The resulting mean is: 945853602904015.8.
But this doesn't make any sense.

The mean should be:

data_ln = np.log(data)
ln_mean = np.mean(data_ln)
ln_std = np.std(data_ln)
mean = np.exp(ln_mean + np.power(ln_std, 2)/2)

Here the resulting mean is 1391226.31. This should be correct.
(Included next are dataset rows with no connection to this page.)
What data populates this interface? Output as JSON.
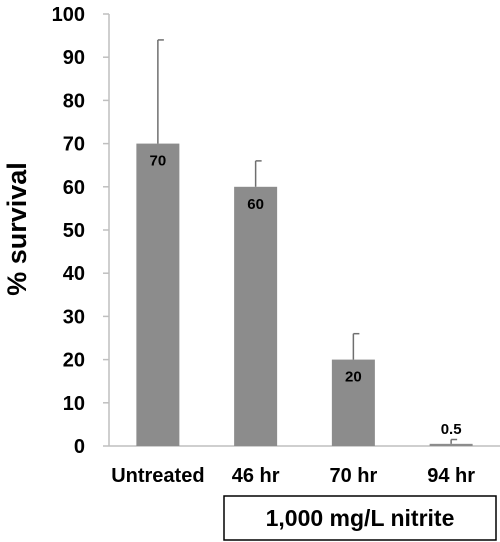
{
  "chart_data": {
    "type": "bar",
    "title": "",
    "ylabel": "% survival",
    "xlabel": "",
    "categories": [
      "Untreated",
      "46 hr",
      "70 hr",
      "94 hr"
    ],
    "values": [
      70,
      60,
      20,
      0.5
    ],
    "data_labels": [
      "70",
      "60",
      "20",
      "0.5"
    ],
    "error_upper": [
      94,
      66,
      26,
      1.5
    ],
    "ylim": [
      0,
      100
    ],
    "yticks": [
      0,
      10,
      20,
      30,
      40,
      50,
      60,
      70,
      80,
      90,
      100
    ],
    "grid": false,
    "group_label": "1,000 mg/L nitrite",
    "colors": {
      "bar": "#8c8c8c",
      "error": "#6f6f6f",
      "axis": "#bfbfbf",
      "text": "#000000"
    }
  }
}
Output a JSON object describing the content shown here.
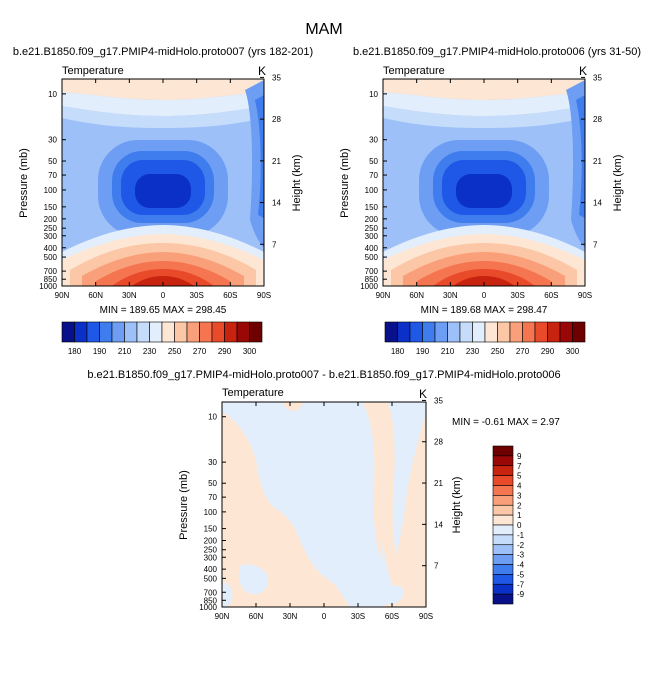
{
  "page_title": "MAM",
  "colors": {
    "div": [
      "#08108a",
      "#0a30c8",
      "#1f57e6",
      "#3f7ced",
      "#6d9ef3",
      "#9dc0f8",
      "#c6dcfb",
      "#e3eefc",
      "#fde7d4",
      "#fcc7a6",
      "#f9a07a",
      "#f4754f",
      "#e84a2a",
      "#c8230f",
      "#9a0707",
      "#6e0000"
    ]
  },
  "chart_data": [
    {
      "id": "proto007",
      "type": "contour",
      "title": "b.e21.B1850.f09_g17.PMIP4-midHolo.proto007 (yrs 182-201)",
      "left_label": "Temperature",
      "right_label": "K",
      "ylabel": "Pressure (mb)",
      "ylabel_right": "Height (km)",
      "x_ticks": [
        "90N",
        "60N",
        "30N",
        "0",
        "30S",
        "60S",
        "90S"
      ],
      "y_ticks": [
        "10",
        "30",
        "50",
        "70",
        "100",
        "150",
        "200",
        "250",
        "300",
        "400",
        "500",
        "700",
        "850",
        "1000"
      ],
      "y_ticks_right": [
        "35",
        "28",
        "21",
        "14",
        "7"
      ],
      "min": 189.65,
      "max": 298.45,
      "stats_text": "MIN = 189.65   MAX = 298.45",
      "colorbar_labels": [
        "180",
        "190",
        "210",
        "230",
        "250",
        "270",
        "290",
        "300"
      ]
    },
    {
      "id": "proto006",
      "type": "contour",
      "title": "b.e21.B1850.f09_g17.PMIP4-midHolo.proto006 (yrs 31-50)",
      "left_label": "Temperature",
      "right_label": "K",
      "ylabel": "Pressure (mb)",
      "ylabel_right": "Height (km)",
      "x_ticks": [
        "90N",
        "60N",
        "30N",
        "0",
        "30S",
        "60S",
        "90S"
      ],
      "y_ticks": [
        "10",
        "30",
        "50",
        "70",
        "100",
        "150",
        "200",
        "250",
        "300",
        "400",
        "500",
        "700",
        "850",
        "1000"
      ],
      "y_ticks_right": [
        "35",
        "28",
        "21",
        "14",
        "7"
      ],
      "min": 189.68,
      "max": 298.47,
      "stats_text": "MIN = 189.68   MAX = 298.47",
      "colorbar_labels": [
        "180",
        "190",
        "210",
        "230",
        "250",
        "270",
        "290",
        "300"
      ]
    },
    {
      "id": "difference",
      "type": "contour",
      "title": "b.e21.B1850.f09_g17.PMIP4-midHolo.proto007 - b.e21.B1850.f09_g17.PMIP4-midHolo.proto006",
      "left_label": "Temperature",
      "right_label": "K",
      "ylabel": "Pressure (mb)",
      "ylabel_right": "Height (km)",
      "x_ticks": [
        "90N",
        "60N",
        "30N",
        "0",
        "30S",
        "60S",
        "90S"
      ],
      "y_ticks": [
        "10",
        "30",
        "50",
        "70",
        "100",
        "150",
        "200",
        "250",
        "300",
        "400",
        "500",
        "700",
        "850",
        "1000"
      ],
      "y_ticks_right": [
        "35",
        "28",
        "21",
        "14",
        "7"
      ],
      "min": -0.61,
      "max": 2.97,
      "stats_text": "MIN =  -0.61   MAX =   2.97",
      "colorbar_labels": [
        "9",
        "7",
        "5",
        "4",
        "3",
        "2",
        "1",
        "0",
        "-1",
        "-2",
        "-3",
        "-4",
        "-5",
        "-7",
        "-9"
      ]
    }
  ]
}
Can you please help me with this topic?

Best regards
Norbi


Solution

  • I think you can tune the parameters of the minimizer to get an acceptable result:

    import numpy as np
    import scipy.stats as st
    from scipy.optimize import minimize
    
    data = np.array([1050000, 1100000, 1230000, 1300000, 
                     1450000, 1459785, 1654000, 1888000])
    
    def opti_wrap(fun, x0, args, disp=0, **kwargs):
        return minimize(fun, x0, args=args, method='SLSQP', 
                        tol=1e-12, options={'maxiter': 1000}).x
    
    s, loc, scale = st.lognorm.fit(data, optimizer=opti_wrap)
    lognorm_mean = st.lognorm.mean(s=s, loc=loc, scale=scale)
    print(lognorm_mean)  # should give 1392684.4350
    

    The reason you are seeing a strange result is due to the default minimizer failing to converge on the maximum likelihood result. This could be due to a mis-behaving cost function with so few data points (you are trying to fit 3 params but only have 8 data points...). Note: I'm using scipy version 1.1.0.